For years the Spaniards have been serving delicious Membrillo (quince jam) with cheeses like Manchego, Cabrales and Mahon. They knew that a little sweetness can offer a delicious counterpoint to their fine cheeses.
Fortunately for us the American cheese makers have really stepped in with fantastic and original cheeses of their own.

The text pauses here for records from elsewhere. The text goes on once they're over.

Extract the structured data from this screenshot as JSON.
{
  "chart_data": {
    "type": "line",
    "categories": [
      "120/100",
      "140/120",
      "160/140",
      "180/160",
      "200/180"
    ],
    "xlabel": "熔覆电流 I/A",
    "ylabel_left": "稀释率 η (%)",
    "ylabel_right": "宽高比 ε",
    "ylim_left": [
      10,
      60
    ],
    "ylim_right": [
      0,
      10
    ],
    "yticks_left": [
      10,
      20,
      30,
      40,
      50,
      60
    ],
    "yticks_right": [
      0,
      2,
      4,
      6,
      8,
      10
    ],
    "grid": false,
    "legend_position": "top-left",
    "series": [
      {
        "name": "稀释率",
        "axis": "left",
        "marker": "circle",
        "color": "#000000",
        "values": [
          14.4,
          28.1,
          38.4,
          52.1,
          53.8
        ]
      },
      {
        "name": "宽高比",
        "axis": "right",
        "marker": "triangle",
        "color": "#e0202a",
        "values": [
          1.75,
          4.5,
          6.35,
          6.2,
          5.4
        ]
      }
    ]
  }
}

Chef Ben has skillful paired several of Oregon Growers’ jams with artisan cheese with delicious results.
Here are a few of his suggested pairings – these are served as either apps or offered at the conclusion of the meal. You can view the Celilo menu here.

Rogue River Blue with Oregon Growers Pear Hazelnut Preserves

Bellwether Farms Crescenza with Oregon Growers Cherry Zinfandel Preserves

River’s Edge, Sunset Bay Chevre with Oregon Growers Cranberry Pear Preserves.